O bom humor dos senhores da Boca Maldita

O lugar em que mais se ouve frases bem humoradas em Curitiba, provavelmente é a Boca Maldita. Os velhinhos estão sempre afiados. Alguns soltam chistes que parecem pertencer ao folclore nacional, como o famoso “quem empresta, adeus”, num trocadilho do famoso provérbio “quem dá aos pobres, empresta a Deus”. No entanto, grande parte destes comentários mordazes não apenas na Boca Maldita, mas onde se encontra velhos mordazes com um bom estoque de frases marotas tem matriz direta ou indireta: o gaúcho Apparício Fernando de Brinkerhof Torelly, também conhecido por Aparício Torelli. Ele é o criador e propagador de uma imensa quantidade de frases que muita gente acredita se tratar de algum anônimo.

Torelli, também conhecido por Barão de Itararé, ficou famoso no cenário carioca dos anos 40 aos 60. O Barão foi um gozador – um sarrista, como diria Juca Zocker, que também cultiva o hábito de produzir frases irônicas. Este é o estilo que a gente encontra na Boca Maldita. Não que os velhinhos sejam plagiários do Barão de Itararé, mas eles representam uma época, traduzida por observações com espírito crítico sem dispensar o bom humor. Frases que alguém pode ouvir por aí e pensar que não tem dono, foi criada pelo Barão de Itararé, como: “Nunca desista de teu sonho. Se acabou numa padaria, procure em outra”. Ou, então: “Devo tanto que, seu eu chamar alguém de meu bem, o banco toma”. E assim por diante.

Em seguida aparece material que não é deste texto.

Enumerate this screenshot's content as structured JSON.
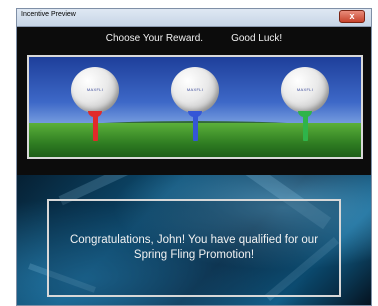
{
  "window": {
    "title": "Incentive Preview",
    "close_label": "x"
  },
  "header": {
    "choose": "Choose Your Reward.",
    "luck": "Good Luck!"
  },
  "rewards": [
    {
      "logo": "MAXFLI",
      "tee_color": "#e02a2a"
    },
    {
      "logo": "MAXFLI",
      "tee_color": "#3556d6"
    },
    {
      "logo": "MAXFLI",
      "tee_color": "#2fb44a"
    }
  ],
  "message": {
    "text": "Congratulations, John! You have qualified for our Spring Fling Promotion!"
  }
}
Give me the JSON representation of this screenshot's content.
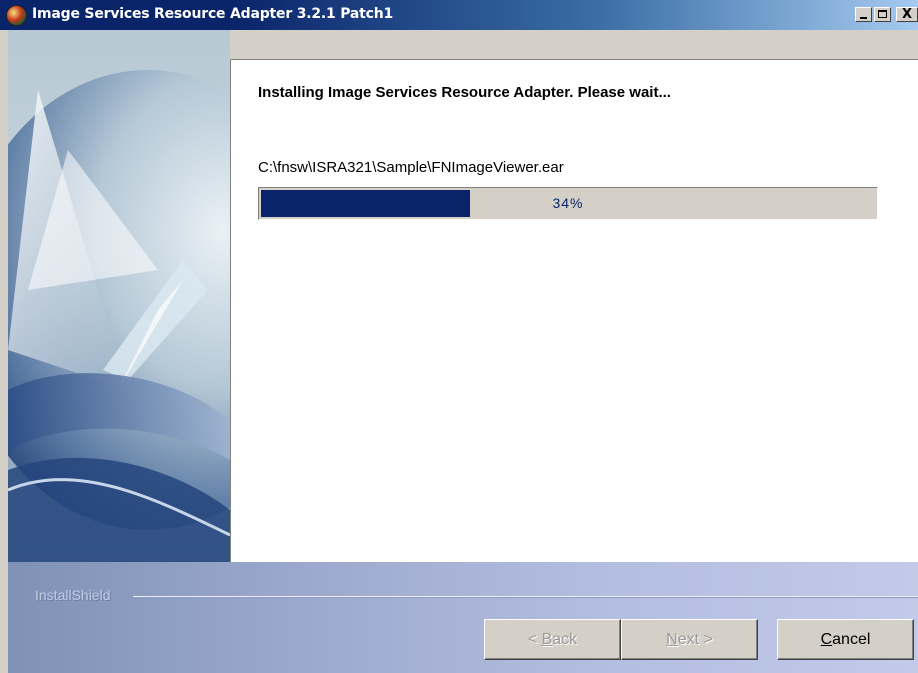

No Barão de Itararé tudo é gozação. Inclusive o título tirado de controversa escaramuça bélica. Durante a guerra interna que levou Getúlio Vargas ao poder em 1930 houve uma escaramuça na divisa de São Paulo com Paraná, nas proximidades da cidade de Itararé. A terrível Batalha de Itararé que acabou acontecendo, mas não com a intensidade que se previa, porque o pessoal resolveu a questão com uma boa conversa. E assim a batalha virou sinônimo de algo que não existe. Torelli viu nisso bom pretexto para reivindicar o seu título nobiliárquico, que não existe, naturalmente, mas que se tornou tão famoso quanto a batalha. Não existe Barão de Itararé e se existisse não faria sentido numa república.

No entanto, Torelli reivindicava outros títulos, como ele gostava de vangloriar, tudo na base da gozação. Um destes era o de Brigadeiro do Ar. Antes que alguém perguntasse se ele era militar, o Barão, que não era barão, acrescentava: Brigadeiro do Ar Condicionado. Também conhecido em Portugal como Brigadeiro do Ar Encanado, embora os dois ares não fossem os mesmos. Além destes o Barão informava que tinha muitos outros “títulos protestados na praça”. Torelli, ou o Barão, era um velhinho rápido no gatilho, que devolvia uma resposta com a mesma rapidez de Clint Eastwood num duelo no Velho Oeste. Perguntaram para ele: “Por que o senhor deixou a barba crescer?” Ele respondeu: “Porque não sou trouxa. Se eu não deixasse ela ia crescer do mesmo jeito”.

Um dia o Barão resolveu se candidatar a vereador do Rio de Janeiro. Não sei se foi por gozação ou não, mas o certo é que ele acabou eleito. Depois que deixou a vida pública, perguntaram se ele queria mais um título, desta vez o de Cidadão Carioca. Ele não foi modesto e mandou ver: “Não quero. Eu prefiro ser cidadão do mundo, cidadão do espaço cósmico”. Está certo. Cidadão do espaço cósmico, por definição, engloba todas as cidades do mundo. Não precisa nada melhor.

Agora, para encerrar, mais frases célebres do Barão: “Quando pobre come frango, um dos dois está doente”, “Os homens nascem iguais, mas no dia seguinte já são diferentes”, “O tambor faz barulho, mas é vazio por dentro”, “A forca é o mais desagradável dos instrumentos de corda”, “Tudo seria fácil se não fossem as dificuldades”, “Viva cada dia como se fosse o último. Um dia você acerta”, “O voto deve ser rigorosamente secreto. Só assim o eleitor não terá vergonha de votar no seu candidat,o” e assim por diante. A Boca Maldita, cada vez menos maldita, é a última representante do humor do Barão de Itararé, o único barão que a República produziu. Quem não acredita pode conferir.